March 12, 2008|By Jill Rosen | Jill Rosen,Sun reporter
Wintry sunlight seeps into the storefront window, brightening the entryway and glinting off dozens of metallic canisters that, displayed behind the bar, hold dreamy-named versions of the elixir that is Teavolve's raison d'etre.
Mandarin green. Lapsang souchong. Lemon mango. Rooibos paradise. Golden Jasmine. Sonari assam. Sundew.
Deeper into the room, people sit across from one another absorbed in conversation, hands wrapped around warm mugs. Local art lines the walls and a soothing soundtrack that the owners accurately call "chill lounge" filters through unobtrusively.
It's exactly that - the chillest of lounges - that Sunni Gilliam and Del Powell have created here with Teavolve, a spot-on illustration of the teahouse trend that's invigorating one of the world's oldest beverages with modern attitude.
Tea, you must understand, is no longer your grandmother's drink. So spots like Teavolve are anything but the frilly, flowered and oh-so-feminine parlors where gray-haired ladies sip effete brews from dainty porcelain - with pinkies erect. Styled after this generation's ever-popular coffeehouses, teahouses are where the coffee-disinclined go to meet friends, plug in a laptop, hold a business meeting or check out an open-mike night.
And, though they're not about to overtake Starbucks any time soon - or ever - teahouses are multiplying in the United States. A decade ago, there were only 200 of them, says Pearl Dexter, the editor of Tea, a Magazine. Now there are 2,000, compared with more than 10,000 coffee bars.
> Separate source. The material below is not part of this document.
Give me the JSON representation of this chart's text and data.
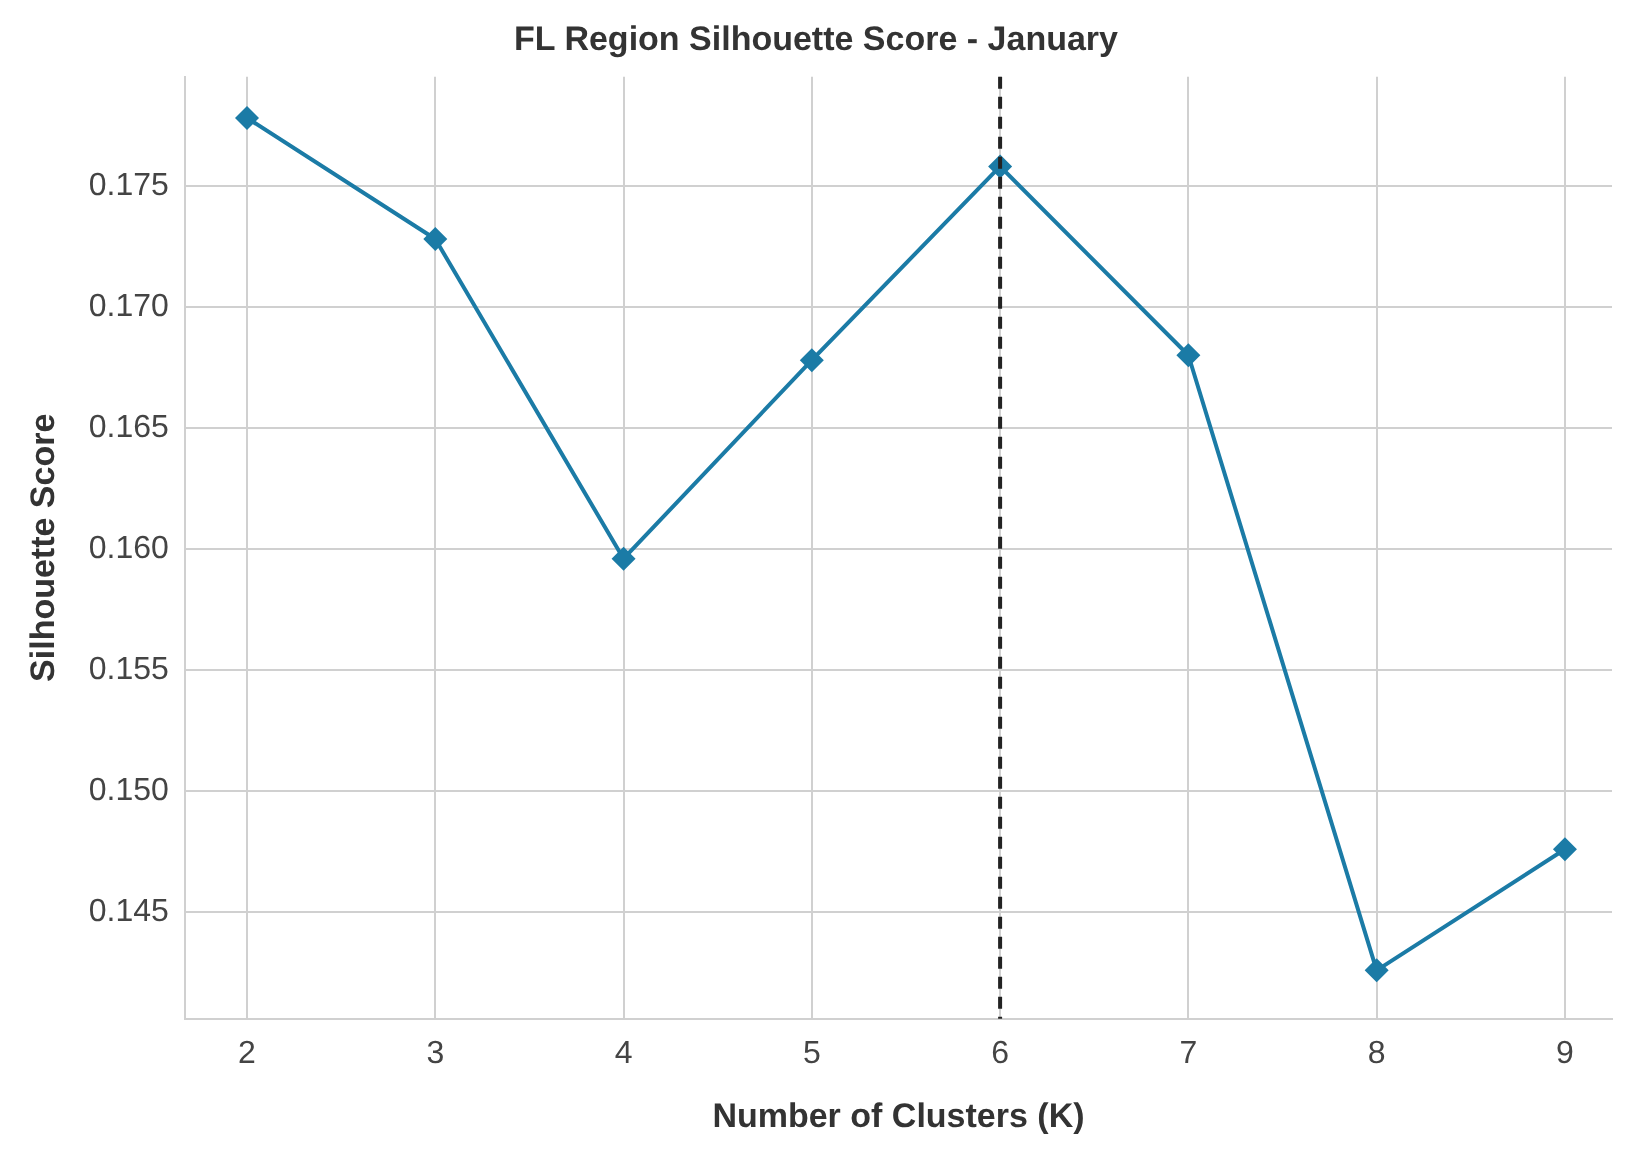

Soon, a Teavolve in Harbor East will join the original Fells Point outlet. Chocolatea, which strives to be a neighborhood hangout, opened a little more than a year ago near the Johns Hopkins University. And even at area malls, Teavana stores, though they don't have seats around here, promote tea-drinking as a lifestyle, complete with accessories and soundtracks.
Driving the newfound interest in tea, Dexter says, is an increasingly health-conscious American consumer, the sort of person who worries about being overly caffeinated and appreciates antioxidants.
The soothing, peaceful and outright Zen mythology, infused like so much ginger or cinnamon into the beverage, doesn't hurt, either.
"It's sort of radically good for people," says Aparna Jonnal, an Otterbein doctor, who chatted with a friend recently at Teavolve over a wild berry tea smoothie. "In this world where I feel that really bad things are being shoved at you constantly, it's so nice to have a tea to soothe my nerves and make me feel nice."
Jonnal's friend Diana Savage, a legal secretary who lives in Hampden, says she feels better about drinking tea than coffee. "It's because it has that - what's that word?"
"Antioxidants," Jonnal helps.
"Yes! That!" Savage says, laughing.
Though a number of scientific studies have found that drinking black tea - which is naturally fat- and calorie-free - might help ward off certain cancers and reduce the risk of heart attack, those potential benefits are probably more than diluted if one takes drinks made from those blameless leaves, as many teahouse drinkers do, with a helping of whipped cream and flavored syrup.
Moreover, certain teas contain serious amounts of caffeine - even though coffee tends to get most of the jittery rap.
But to Jonnal, choosing a cup of Darjeeling or Earl Gray is not unlike choosing yoga or meditation or being environmentally aware. "It's part of this wave of people working to do things that are good for them and good for the world," she says. "It's questioning the whole fast-paced, mainstream way of thinking."
Though teahouses appropriated the loungelike vibe from their coffee counterparts - along with the comfy sofas, Wi-Fi connections and contemporary menus, Jane McCabe, who edits the Tea and Coffee Trade Journal, says teahouses diverge from coffeehouses in their fundamental spirit. That is, coffee contributes to a hectic world and tea is the antidote.
"Coffee is bustling," she says. "It's a happening place. People are in and out. You've got actual traffic. A tea bar is more tranquil."
Moreover, McCabe, who says her 18-year-old daughter couldn't drag her boyfriend into a traditional tearoom, didn't have to push at all to get him into a teahouse.
"The demographics are changing," says Joseph P. Simrany, president of the Tea Association of the U.S.A. "The older female was the standard, but today the lines are very much different.
"I've been to many an afternoon tea where I've seen deals taking place and architects with designs spread all over the place. ... a lot more acceptable environment than the two-martini lunch."
Yet most places to find fine tea, certainly in the Baltimore area, haven't abandoned tradition.
At Ellicott City's Tea on the Tiber, for instance, the tearoom advertises "the quiet elegance and refinement of a grand English Tea parlor."